Las prioridades hacen la diferencia

Autor: Judith Araújo de Paniza

 

 

Una regla matemática de la multiplicación es que el orden de los factores no altera el producto. En la vida del ser humano esta regla no es válida. El orden de los factores, las prioridades de una persona, hacen una gran diferencia entre una vida y otra.

Por eso vivir el primer mandamiento: “Amarás al Señor tu Dios, con todo tu corazón, con toda tu alma, con todo tu ser”, es la esencia fundamental de la vida, es el principio y fin de nuestra existencia. Amar al Ser Supremo, al Infinito Amor, a la Máxima Belleza, a la Verdad Infinita, es lo que proporciona a la vida cada vez más significado. Cumpliendo este mandato divino todo adquiere sentido para el ser humano, la alegría y el dolor, el descanso y el esfuerzo, el gozo y el sufrimiento, la vida y la muerte. 

Saber esto es importante, pero aprender cómo hacerlo es tarea de toda la vida. 

Muchos dicen: “Lo importante es vivir bien, sin hacer daño a nadie”. Luego, no sacan tiempo para la oración, para los sacramentos, para leer y meditar la Palabra, para ejercer la caridad, no son selectivos con lo que leen, creen que ya lo saben todo. Sin darse cuenta, el enemigo va calando en sus vidas, poco a poco van cayendo en el relativismo moral. Empiezan a ajustar la vida de acuerdo a sus necesidades. Se van volviendo cada vez más egoístas. La felicidad propia es su guía aunque en algunas ocasiones esa felicidad se logre pasando por la desdicha de los demás.

Cuando se coloca primero el amor a Dios, todo se ordena de acuerdo a sus Principios, a su Palabra. Se asume la responsabilidad de las actuaciones con el criterio de no ofender a Dios, y a Dios le ofende lo que vaya en contra de nuestra dignidad o de la dignidad o felicidad de los demás. Las leyes de Dios son Leyes gano-ganas. Aunque a veces impliquen sacrificios y dolores, con visión de eternidad, ocasionan el bien a la persona y a los demás.

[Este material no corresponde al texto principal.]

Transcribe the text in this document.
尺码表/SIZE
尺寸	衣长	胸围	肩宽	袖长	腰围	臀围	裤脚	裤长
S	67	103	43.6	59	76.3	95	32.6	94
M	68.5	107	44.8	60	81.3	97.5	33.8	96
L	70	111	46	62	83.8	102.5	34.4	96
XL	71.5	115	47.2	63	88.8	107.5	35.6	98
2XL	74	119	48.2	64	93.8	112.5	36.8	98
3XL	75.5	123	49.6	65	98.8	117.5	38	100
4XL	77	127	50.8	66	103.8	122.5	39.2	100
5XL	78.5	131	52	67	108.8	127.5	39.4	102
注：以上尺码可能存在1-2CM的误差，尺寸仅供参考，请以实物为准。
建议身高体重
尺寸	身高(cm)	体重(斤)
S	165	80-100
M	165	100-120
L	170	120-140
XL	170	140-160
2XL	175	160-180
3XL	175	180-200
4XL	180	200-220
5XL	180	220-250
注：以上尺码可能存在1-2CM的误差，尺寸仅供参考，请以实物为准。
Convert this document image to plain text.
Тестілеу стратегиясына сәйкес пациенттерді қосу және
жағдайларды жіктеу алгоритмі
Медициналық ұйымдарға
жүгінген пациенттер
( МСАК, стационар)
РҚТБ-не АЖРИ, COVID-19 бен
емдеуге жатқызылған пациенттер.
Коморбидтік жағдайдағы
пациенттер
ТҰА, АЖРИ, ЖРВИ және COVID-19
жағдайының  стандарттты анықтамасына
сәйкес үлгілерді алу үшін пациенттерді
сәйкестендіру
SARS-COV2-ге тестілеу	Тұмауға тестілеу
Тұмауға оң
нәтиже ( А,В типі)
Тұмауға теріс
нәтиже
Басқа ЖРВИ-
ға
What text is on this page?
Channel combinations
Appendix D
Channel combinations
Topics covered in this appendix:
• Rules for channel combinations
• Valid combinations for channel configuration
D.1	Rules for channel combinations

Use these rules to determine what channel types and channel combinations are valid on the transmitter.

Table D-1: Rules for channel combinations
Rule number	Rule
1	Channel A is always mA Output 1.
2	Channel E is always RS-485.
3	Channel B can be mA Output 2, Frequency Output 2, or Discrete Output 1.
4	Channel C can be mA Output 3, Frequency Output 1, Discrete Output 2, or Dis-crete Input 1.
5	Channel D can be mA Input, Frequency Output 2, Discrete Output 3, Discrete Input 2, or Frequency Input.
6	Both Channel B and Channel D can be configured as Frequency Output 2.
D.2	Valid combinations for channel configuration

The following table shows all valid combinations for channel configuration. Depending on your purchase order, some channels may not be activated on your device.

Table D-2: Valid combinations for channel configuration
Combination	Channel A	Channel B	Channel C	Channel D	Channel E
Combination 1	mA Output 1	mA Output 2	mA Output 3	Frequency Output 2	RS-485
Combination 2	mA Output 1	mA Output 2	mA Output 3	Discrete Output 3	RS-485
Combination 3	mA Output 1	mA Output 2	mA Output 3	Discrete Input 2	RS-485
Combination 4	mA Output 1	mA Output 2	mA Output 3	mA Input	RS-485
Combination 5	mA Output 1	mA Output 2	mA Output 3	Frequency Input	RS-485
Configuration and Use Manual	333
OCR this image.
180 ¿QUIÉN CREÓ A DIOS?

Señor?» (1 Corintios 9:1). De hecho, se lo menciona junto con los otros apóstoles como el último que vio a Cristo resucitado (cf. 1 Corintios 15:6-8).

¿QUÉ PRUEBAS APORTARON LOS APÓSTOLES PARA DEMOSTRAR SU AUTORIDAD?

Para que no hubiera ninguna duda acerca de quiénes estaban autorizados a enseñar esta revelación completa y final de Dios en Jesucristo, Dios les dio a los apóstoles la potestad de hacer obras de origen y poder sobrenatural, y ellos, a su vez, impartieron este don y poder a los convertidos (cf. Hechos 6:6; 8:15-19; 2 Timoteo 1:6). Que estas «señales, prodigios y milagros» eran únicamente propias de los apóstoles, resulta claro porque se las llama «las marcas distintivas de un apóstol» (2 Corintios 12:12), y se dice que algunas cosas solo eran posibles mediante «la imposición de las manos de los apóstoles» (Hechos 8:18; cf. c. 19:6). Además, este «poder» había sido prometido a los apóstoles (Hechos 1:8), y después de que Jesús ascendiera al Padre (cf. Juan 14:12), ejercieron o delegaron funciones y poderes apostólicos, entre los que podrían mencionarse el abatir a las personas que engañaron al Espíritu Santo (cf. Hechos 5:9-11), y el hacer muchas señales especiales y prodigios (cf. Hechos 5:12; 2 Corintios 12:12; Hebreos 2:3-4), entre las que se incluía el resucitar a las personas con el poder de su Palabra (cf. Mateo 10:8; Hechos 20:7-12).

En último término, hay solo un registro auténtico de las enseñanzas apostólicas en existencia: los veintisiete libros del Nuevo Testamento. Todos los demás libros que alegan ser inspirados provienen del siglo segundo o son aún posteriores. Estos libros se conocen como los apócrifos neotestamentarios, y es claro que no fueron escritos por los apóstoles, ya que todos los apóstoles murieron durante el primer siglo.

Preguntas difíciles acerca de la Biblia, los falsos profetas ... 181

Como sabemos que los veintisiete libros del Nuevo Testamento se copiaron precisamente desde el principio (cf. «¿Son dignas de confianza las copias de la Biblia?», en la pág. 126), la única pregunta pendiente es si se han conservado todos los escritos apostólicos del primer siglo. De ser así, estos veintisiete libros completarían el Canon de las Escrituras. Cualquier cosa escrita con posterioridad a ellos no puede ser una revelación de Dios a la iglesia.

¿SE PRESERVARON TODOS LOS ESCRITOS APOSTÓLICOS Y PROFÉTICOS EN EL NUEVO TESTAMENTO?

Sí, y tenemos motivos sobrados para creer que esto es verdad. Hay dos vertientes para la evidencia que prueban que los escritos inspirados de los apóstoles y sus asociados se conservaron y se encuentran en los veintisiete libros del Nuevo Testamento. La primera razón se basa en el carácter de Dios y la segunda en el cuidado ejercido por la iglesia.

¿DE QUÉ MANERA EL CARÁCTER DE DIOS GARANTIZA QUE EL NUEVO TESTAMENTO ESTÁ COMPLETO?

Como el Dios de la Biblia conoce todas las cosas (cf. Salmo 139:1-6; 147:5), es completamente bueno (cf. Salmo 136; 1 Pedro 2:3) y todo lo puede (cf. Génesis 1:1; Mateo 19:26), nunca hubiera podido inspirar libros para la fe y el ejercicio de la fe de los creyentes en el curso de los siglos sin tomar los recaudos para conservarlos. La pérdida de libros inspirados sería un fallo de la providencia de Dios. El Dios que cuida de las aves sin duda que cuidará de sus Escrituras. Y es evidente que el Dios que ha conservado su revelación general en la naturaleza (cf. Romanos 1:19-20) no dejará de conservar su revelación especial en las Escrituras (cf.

Los seres humanos estamos en proceso, somos débiles, necesitados de guía divina para tomar el camino del Bien. El enemigo es muy astuto y nos presenta como bien cosas que nos perjudican o hacen daño a otros, o disfraza el bien de anticuado, doloroso o aburrido. Debemos pedir a Dios sabiduría y discernimiento para hacer su voluntad. No podemos bajar la guardia y buscar todas las fuentes que nos conduzcan a Él. El es nuestra fuerza y nuestro motivo. La felicidad que el hombre anhela es muy poco al lado de lo que Dios le ofrece.

San Agustín decía: “Ama, ama bien y luego haz lo que quieras, porque quien ama verdaderamente a Dios, no será capaz de hacer lo que le desagrade y en cambio se dedicará a hacer todo lo que a Él le agrada”. 

Ese amor a Dios tendrá que concretarse en obras. “Obras son amores y no buenas razones”. Deberemos revisarnos permanentemente para descubrir qué nos distancia de los demás y de Dios, contrastar la Palabra hecha vida en Jesús con nuestra vida, corregir, más oración, más obras… y así en permanente espiral de acercamiento a Él. 

Nunca lo entenderemos todo, somos seres muy limitados. Sin embargo si pedimos a Dios el don de la fe, viviremos con más sentido de eternidad. Abandonémonos como niños en brazos de sus padres, con confianza, con certeza, que nadie más que Él quiere nuestro bien, nuestra plenitud. Repitamos con San Pablo “Que nada ni nadie nos separe del amor de Dios” y con María: “Hágase en mi según tu palabra”.